Emergency management visits Rotary
DOWAGIAC — The Dowagiac Rotary Club welcomed special guests tasked with keeping Cass County safe.
David Smith and Kayla Malcom of the Cass County Office of Emergency Management Homeland Security visited the Dowagiac Rotary Club Thursday to answer questions about the office.
The Office of Emergency Management Homeland Security aims to support emergency responders and community members in their effort to prepare for, protect against, respond to, and recover from emergencies and disasters.
Smith will be retiring in October after 14 years as Cass County’s Emergency Management Coordinator and Malcom, a recent graduate of the University of Arkansas-Little Rock, will step into the role.
“The emergency management coordinator position was not really a dedicated position before David assumed the role,” said Cass County Sheriff Richard Behnke, who introduced the two speakers to the club. “He came in and really professionalized the position and made it a professional organization for us in Cass County. He is respected throughout the region and the state.”
According to Malcom, there are four phases of emergency management. The first phase is mitigation, which involves using measures to lessen the impact of a disaster. The second phase is preparation, the phase carried out before the disaster occurs.
“This involves making a plan, building a kit and being informed,” Malcom said. “It also involves using your phone to receive weather alerts, talking to your coworkers and neighbors about being prepared and coming up with plans with your family or friends.”
The third phase — response — is what happens during the emergency with first responders coming into play. The final phase of emergency management is recovery.
“This happens after the disaster and involves getting back to the status quo. It involves helping infrastructure get back to normal, gathering the community and getting everything back on track.”
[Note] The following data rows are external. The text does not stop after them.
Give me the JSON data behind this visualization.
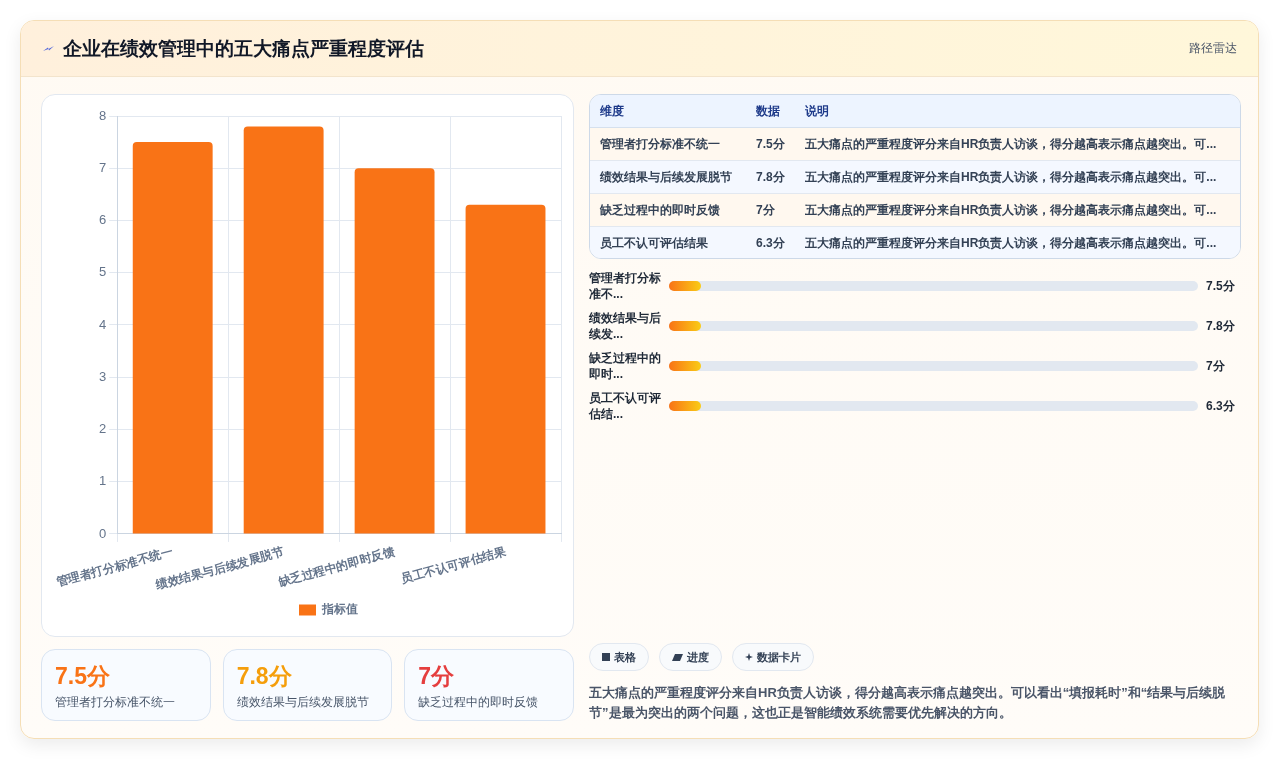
{
  "chart_data": [
    {
      "type": "bar",
      "title": "企业在绩效管理中的五大痛点严重程度评估",
      "categories": [
        "管理者打分标准不统一",
        "绩效结果与后续发展脱节",
        "缺乏过程中的即时反馈",
        "员工不认可评估结果"
      ],
      "series": [
        {
          "name": "指标值",
          "color": "#f97316",
          "values": [
            7.5,
            7.8,
            7,
            6.3
          ]
        }
      ],
      "ylim": [
        0,
        8
      ],
      "yticks": [
        0,
        1,
        2,
        3,
        4,
        5,
        6,
        7,
        8
      ],
      "grid": true,
      "legend": "bottom"
    },
    {
      "type": "other",
      "subtitle": "路径雷达",
      "categories": [
        "维度",
        "数据",
        "说明"
      ],
      "cell_labels": [
        [
          "管理者打分标准不统一",
          "7.5分",
          "五大痛点的严重程度评分来自HR负责人访谈，得分越高表示痛点越突出。可..."
        ],
        [
          "绩效结果与后续发展脱节",
          "7.8分",
          "五大痛点的严重程度评分来自HR负责人访谈，得分越高表示痛点越突出。可..."
        ],
        [
          "缺乏过程中的即时反馈",
          "7分",
          "五大痛点的严重程度评分来自HR负责人访谈，得分越高表示痛点越突出。可..."
        ],
        [
          "员工不认可评估结果",
          "6.3分",
          "五大痛点的严重程度评分来自HR负责人访谈，得分越高表示痛点越突出。可..."
        ]
      ]
    },
    {
      "type": "other",
      "categories": [
        "管理者打分标准不...",
        "绩效结果与后续发...",
        "缺乏过程中的即时...",
        "员工不认可评估结..."
      ],
      "value_labels": [
        "7.5分",
        "7.8分",
        "7分",
        "6.3分"
      ]
    },
    {
      "type": "other",
      "categories": [
        "管理者打分标准不统一",
        "绩效结果与后续发展脱节",
        "缺乏过程中的即时反馈"
      ],
      "value_labels": [
        "7.5分",
        "7.8分",
        "7分"
      ]
    },
    {
      "type": "other",
      "categories": [
        "表格",
        "进度",
        "数据卡片"
      ],
      "annotations": [
        "五大痛点的严重程度评分来自HR负责人访谈，得分越高表示痛点越突出。可以看出“填报耗时”和“结果与后续脱节”是最为突出的两个问题，这也正是智能绩效系统需要优先解决的方向。"
      ]
    }
  ]
}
The duo then discussed disasters and emergencies Cass County has faced recent years, including severe weather and flooding and the ongoing COVID-19 pandemic. According to Smith, the county has faced 25 major incidents since he took the position 14 years ago.
Behnke commended Smith for his efforts involving the rollout of the COVID vaccine in the county.
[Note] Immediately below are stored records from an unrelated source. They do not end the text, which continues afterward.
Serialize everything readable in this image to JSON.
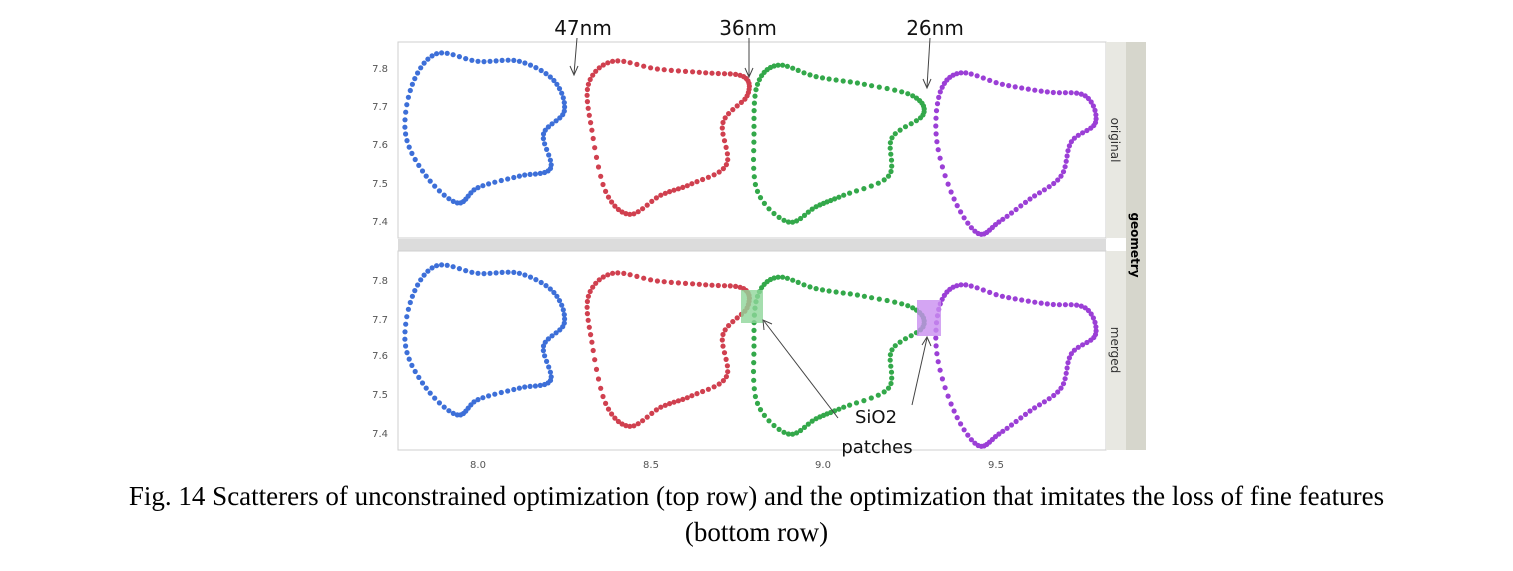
{
  "annotations": {
    "gap_labels": [
      "47nm",
      "36nm",
      "26nm"
    ],
    "patch_label_line1": "SiO2",
    "patch_label_line2": "patches"
  },
  "facet_labels": {
    "rows": [
      "original",
      "merged"
    ],
    "group": "geometry"
  },
  "caption": {
    "line1": "Fig. 14 Scatterers of unconstrained optimization (top row) and the optimization that imitates the loss of fine features",
    "line2": "(bottom row)"
  },
  "colors": {
    "scatterer_1": "#3d6fd8",
    "scatterer_2": "#d0404f",
    "scatterer_3": "#33a84a",
    "scatterer_4": "#9b3fd6",
    "patch_green": "#8fd69a",
    "patch_purple": "#c98ff0",
    "strip_bg": "#e8e8e2",
    "strip_dark": "#d6d6cc"
  },
  "chart_data": {
    "type": "scatter",
    "facets": [
      "original",
      "merged"
    ],
    "x_ticks": [
      "8.0",
      "8.5",
      "9.0",
      "9.5"
    ],
    "y_ticks": [
      "7.4",
      "7.5",
      "7.6",
      "7.7",
      "7.8"
    ],
    "xlim": [
      7.78,
      9.83
    ],
    "ylim": [
      7.37,
      7.86
    ],
    "grid": false,
    "series": [
      {
        "color": "#3d6fd8",
        "points": [
          [
            7.88,
            7.84
          ],
          [
            8.0,
            7.82
          ],
          [
            8.12,
            7.82
          ],
          [
            8.22,
            7.77
          ],
          [
            8.25,
            7.69
          ],
          [
            8.19,
            7.63
          ],
          [
            8.21,
            7.54
          ],
          [
            8.12,
            7.52
          ],
          [
            8.0,
            7.49
          ],
          [
            7.94,
            7.45
          ],
          [
            7.85,
            7.52
          ],
          [
            7.79,
            7.63
          ],
          [
            7.81,
            7.76
          ]
        ]
      },
      {
        "color": "#d0404f",
        "points": [
          [
            8.39,
            7.82
          ],
          [
            8.52,
            7.8
          ],
          [
            8.66,
            7.79
          ],
          [
            8.77,
            7.78
          ],
          [
            8.78,
            7.73
          ],
          [
            8.71,
            7.66
          ],
          [
            8.72,
            7.55
          ],
          [
            8.62,
            7.5
          ],
          [
            8.53,
            7.47
          ],
          [
            8.44,
            7.42
          ],
          [
            8.37,
            7.48
          ],
          [
            8.33,
            7.64
          ],
          [
            8.32,
            7.76
          ]
        ]
      },
      {
        "color": "#33a84a",
        "points": [
          [
            8.87,
            7.81
          ],
          [
            8.98,
            7.78
          ],
          [
            9.12,
            7.76
          ],
          [
            9.26,
            7.73
          ],
          [
            9.29,
            7.68
          ],
          [
            9.2,
            7.62
          ],
          [
            9.19,
            7.52
          ],
          [
            9.06,
            7.47
          ],
          [
            8.98,
            7.44
          ],
          [
            8.9,
            7.4
          ],
          [
            8.81,
            7.48
          ],
          [
            8.8,
            7.63
          ],
          [
            8.81,
            7.76
          ]
        ]
      },
      {
        "color": "#9b3fd6",
        "points": [
          [
            9.4,
            7.79
          ],
          [
            9.52,
            7.76
          ],
          [
            9.65,
            7.74
          ],
          [
            9.76,
            7.73
          ],
          [
            9.79,
            7.66
          ],
          [
            9.72,
            7.61
          ],
          [
            9.69,
            7.52
          ],
          [
            9.6,
            7.46
          ],
          [
            9.51,
            7.4
          ],
          [
            9.45,
            7.37
          ],
          [
            9.38,
            7.46
          ],
          [
            9.33,
            7.61
          ],
          [
            9.34,
            7.74
          ]
        ]
      }
    ]
  }
}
“David, the sheriff’s department and the health department had a plan in place to get vaccines out,” Behnke said. “We had to reformat the plan a little bit. The vaccine was set to be administered at SMC but it ended up being in the gym because they started rolling out in the winter. So even though you have a plan, it needs to be altered as the conditions change and take shape.”
Smith and Malcom also talked about National Preparedness Month, an observance each September to raise awareness about the importance of preparing for disasters and emergencies that could happen at any time.
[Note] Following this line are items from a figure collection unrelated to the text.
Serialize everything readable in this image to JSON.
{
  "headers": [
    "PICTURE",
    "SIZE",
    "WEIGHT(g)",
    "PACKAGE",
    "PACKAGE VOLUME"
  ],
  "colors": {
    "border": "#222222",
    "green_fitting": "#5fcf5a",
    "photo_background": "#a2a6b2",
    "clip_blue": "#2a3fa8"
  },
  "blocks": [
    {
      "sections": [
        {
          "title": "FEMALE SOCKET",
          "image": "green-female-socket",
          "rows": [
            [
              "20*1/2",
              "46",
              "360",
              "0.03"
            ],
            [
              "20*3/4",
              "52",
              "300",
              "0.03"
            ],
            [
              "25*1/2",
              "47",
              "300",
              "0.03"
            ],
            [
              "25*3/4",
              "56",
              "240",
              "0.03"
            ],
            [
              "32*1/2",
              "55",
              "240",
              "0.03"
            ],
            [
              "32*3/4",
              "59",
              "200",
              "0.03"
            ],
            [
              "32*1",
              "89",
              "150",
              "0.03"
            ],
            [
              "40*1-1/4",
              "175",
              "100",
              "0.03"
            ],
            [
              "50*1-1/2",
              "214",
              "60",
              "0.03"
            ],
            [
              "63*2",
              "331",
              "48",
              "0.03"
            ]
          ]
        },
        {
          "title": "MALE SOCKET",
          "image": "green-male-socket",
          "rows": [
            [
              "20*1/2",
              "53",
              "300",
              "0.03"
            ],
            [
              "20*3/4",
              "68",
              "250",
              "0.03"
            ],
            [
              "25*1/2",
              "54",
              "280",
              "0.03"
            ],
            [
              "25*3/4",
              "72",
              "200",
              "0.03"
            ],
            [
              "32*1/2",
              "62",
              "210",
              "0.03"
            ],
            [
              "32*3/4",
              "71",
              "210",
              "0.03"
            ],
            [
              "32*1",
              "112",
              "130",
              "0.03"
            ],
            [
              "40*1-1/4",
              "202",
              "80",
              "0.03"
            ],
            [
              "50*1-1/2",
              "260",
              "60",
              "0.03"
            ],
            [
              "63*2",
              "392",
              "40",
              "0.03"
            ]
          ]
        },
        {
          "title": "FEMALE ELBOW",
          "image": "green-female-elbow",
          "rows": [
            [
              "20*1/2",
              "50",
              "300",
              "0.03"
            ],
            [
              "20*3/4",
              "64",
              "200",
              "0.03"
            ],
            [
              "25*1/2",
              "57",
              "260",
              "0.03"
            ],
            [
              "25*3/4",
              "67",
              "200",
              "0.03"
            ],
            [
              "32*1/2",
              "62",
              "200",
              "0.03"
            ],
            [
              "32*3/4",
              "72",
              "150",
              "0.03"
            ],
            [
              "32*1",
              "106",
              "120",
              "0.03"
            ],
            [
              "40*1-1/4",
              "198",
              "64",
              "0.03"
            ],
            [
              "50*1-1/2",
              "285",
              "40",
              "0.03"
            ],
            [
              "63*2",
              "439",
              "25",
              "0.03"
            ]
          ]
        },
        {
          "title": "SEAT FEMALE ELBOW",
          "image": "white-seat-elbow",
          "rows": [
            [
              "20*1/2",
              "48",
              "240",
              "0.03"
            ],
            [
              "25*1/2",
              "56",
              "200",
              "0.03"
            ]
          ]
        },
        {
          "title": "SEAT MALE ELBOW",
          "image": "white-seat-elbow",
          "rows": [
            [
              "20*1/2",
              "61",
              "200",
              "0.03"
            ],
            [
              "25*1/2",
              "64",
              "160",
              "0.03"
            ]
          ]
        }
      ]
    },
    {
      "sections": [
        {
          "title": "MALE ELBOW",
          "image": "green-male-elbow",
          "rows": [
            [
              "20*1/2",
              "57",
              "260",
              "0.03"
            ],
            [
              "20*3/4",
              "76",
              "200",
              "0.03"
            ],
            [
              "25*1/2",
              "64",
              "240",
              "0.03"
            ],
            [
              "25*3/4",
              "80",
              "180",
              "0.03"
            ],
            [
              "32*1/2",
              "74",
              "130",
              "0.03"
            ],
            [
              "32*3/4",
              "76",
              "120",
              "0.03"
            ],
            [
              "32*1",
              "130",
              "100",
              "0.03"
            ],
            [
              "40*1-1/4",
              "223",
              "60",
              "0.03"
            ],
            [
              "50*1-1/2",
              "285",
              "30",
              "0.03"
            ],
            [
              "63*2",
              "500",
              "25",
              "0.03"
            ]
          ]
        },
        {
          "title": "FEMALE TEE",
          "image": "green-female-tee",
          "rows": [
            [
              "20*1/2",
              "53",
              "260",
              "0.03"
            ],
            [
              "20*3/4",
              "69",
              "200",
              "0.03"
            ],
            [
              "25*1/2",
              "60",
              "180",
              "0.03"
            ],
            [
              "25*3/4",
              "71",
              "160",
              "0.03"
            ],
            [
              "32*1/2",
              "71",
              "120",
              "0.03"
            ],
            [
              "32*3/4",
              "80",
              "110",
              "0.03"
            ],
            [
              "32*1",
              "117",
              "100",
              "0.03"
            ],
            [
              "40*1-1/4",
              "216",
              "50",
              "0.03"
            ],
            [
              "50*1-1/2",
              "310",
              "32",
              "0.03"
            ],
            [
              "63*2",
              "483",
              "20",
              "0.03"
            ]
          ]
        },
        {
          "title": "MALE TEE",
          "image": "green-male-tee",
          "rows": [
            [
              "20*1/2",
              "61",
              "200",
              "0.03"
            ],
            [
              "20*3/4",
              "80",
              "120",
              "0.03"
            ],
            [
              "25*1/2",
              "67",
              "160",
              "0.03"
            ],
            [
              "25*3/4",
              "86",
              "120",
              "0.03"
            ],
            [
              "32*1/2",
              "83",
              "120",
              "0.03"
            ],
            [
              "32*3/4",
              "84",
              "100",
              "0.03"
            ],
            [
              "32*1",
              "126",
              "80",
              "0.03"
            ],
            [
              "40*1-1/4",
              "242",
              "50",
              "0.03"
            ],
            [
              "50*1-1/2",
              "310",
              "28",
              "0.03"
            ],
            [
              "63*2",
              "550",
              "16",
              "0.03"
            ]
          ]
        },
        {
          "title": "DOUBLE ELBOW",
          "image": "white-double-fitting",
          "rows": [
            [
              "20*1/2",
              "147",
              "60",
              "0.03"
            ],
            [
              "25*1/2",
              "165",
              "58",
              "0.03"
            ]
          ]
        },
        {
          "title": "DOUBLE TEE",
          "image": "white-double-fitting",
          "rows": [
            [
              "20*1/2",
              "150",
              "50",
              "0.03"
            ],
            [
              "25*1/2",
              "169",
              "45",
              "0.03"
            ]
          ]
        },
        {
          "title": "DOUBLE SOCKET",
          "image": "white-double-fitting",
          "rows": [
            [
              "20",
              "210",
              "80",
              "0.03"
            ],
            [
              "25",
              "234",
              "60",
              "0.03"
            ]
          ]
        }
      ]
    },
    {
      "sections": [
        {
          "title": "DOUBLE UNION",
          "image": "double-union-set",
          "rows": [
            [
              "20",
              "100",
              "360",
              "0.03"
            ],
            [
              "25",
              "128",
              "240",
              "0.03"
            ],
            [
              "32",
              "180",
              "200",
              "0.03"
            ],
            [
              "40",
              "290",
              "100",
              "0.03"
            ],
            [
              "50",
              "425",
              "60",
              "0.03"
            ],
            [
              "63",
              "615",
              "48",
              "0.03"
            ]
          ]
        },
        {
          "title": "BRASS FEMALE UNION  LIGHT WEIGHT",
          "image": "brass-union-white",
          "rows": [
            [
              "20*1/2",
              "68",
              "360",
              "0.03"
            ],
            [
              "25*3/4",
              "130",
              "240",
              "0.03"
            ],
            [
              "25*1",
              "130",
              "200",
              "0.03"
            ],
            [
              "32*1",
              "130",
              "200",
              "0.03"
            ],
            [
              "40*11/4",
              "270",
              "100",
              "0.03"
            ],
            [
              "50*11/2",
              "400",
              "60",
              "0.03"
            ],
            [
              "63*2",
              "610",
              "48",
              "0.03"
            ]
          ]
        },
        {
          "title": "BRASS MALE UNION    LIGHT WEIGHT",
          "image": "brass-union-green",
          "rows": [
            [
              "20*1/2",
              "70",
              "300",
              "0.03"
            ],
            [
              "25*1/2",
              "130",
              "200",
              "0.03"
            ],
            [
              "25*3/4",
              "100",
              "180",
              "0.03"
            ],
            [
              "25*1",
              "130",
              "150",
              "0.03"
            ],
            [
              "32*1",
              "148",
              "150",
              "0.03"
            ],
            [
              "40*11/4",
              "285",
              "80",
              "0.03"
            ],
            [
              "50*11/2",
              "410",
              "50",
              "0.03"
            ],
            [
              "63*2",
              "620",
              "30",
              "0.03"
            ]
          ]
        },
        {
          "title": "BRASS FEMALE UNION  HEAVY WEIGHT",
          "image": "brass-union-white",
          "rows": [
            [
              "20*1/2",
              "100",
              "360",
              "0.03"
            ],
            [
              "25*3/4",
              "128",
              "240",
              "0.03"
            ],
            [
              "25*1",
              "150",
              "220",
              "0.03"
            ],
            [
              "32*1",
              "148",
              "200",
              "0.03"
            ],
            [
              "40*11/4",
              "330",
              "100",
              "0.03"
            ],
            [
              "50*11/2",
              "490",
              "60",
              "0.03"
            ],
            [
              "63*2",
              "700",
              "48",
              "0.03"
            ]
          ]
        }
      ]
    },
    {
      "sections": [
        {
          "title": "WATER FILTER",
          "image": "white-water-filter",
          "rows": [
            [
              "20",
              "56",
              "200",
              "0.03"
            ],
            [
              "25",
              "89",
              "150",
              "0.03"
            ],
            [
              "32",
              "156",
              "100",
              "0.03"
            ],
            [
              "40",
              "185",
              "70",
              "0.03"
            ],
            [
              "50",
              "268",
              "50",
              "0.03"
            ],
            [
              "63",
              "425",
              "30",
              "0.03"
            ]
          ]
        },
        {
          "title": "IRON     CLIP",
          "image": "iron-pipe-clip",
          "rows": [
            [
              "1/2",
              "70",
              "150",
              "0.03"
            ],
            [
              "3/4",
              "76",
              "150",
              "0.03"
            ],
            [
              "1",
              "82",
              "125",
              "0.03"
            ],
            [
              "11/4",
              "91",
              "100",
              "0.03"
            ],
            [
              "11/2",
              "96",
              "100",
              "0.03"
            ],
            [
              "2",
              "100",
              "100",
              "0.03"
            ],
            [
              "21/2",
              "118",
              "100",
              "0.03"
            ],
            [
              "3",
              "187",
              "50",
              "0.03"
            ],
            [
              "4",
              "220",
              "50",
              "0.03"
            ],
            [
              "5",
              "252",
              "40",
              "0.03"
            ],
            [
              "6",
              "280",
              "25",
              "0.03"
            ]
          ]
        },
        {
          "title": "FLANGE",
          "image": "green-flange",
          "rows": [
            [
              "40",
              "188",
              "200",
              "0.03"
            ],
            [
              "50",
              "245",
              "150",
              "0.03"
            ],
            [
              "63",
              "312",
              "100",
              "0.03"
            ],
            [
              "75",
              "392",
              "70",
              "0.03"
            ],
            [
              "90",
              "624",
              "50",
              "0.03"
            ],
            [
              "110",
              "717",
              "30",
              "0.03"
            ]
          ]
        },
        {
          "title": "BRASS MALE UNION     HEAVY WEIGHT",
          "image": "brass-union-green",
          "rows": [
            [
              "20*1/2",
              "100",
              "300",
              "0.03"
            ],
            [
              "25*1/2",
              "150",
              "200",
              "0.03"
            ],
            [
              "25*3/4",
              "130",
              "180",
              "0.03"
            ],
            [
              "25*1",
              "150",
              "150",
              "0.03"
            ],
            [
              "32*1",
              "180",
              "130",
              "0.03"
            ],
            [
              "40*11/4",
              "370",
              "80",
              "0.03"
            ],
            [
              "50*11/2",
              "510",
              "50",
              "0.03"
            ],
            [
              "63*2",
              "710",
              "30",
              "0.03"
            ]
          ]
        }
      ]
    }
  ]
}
To close the presentation, Malcom shared four tips for National Preparedness Month:
- Make a plan — Having a conversation with friends and family about what to do in the event of an emergency.
- Build a kit — An emergency kit should have 72 hours’ worth of food and water. Emergency Management recommends packing items including batteries for flashlights, masks, hand sanitizers and more.
- Low-cost, no-cost awareness — Being prepared through weather alerts on phone, news, newspapers, friends or coworkers.
- Teach youth about preparedness — Talking about preparedness with youth at home or in school, keeping emergency contact information in backpacks and memorizing important phone numbers.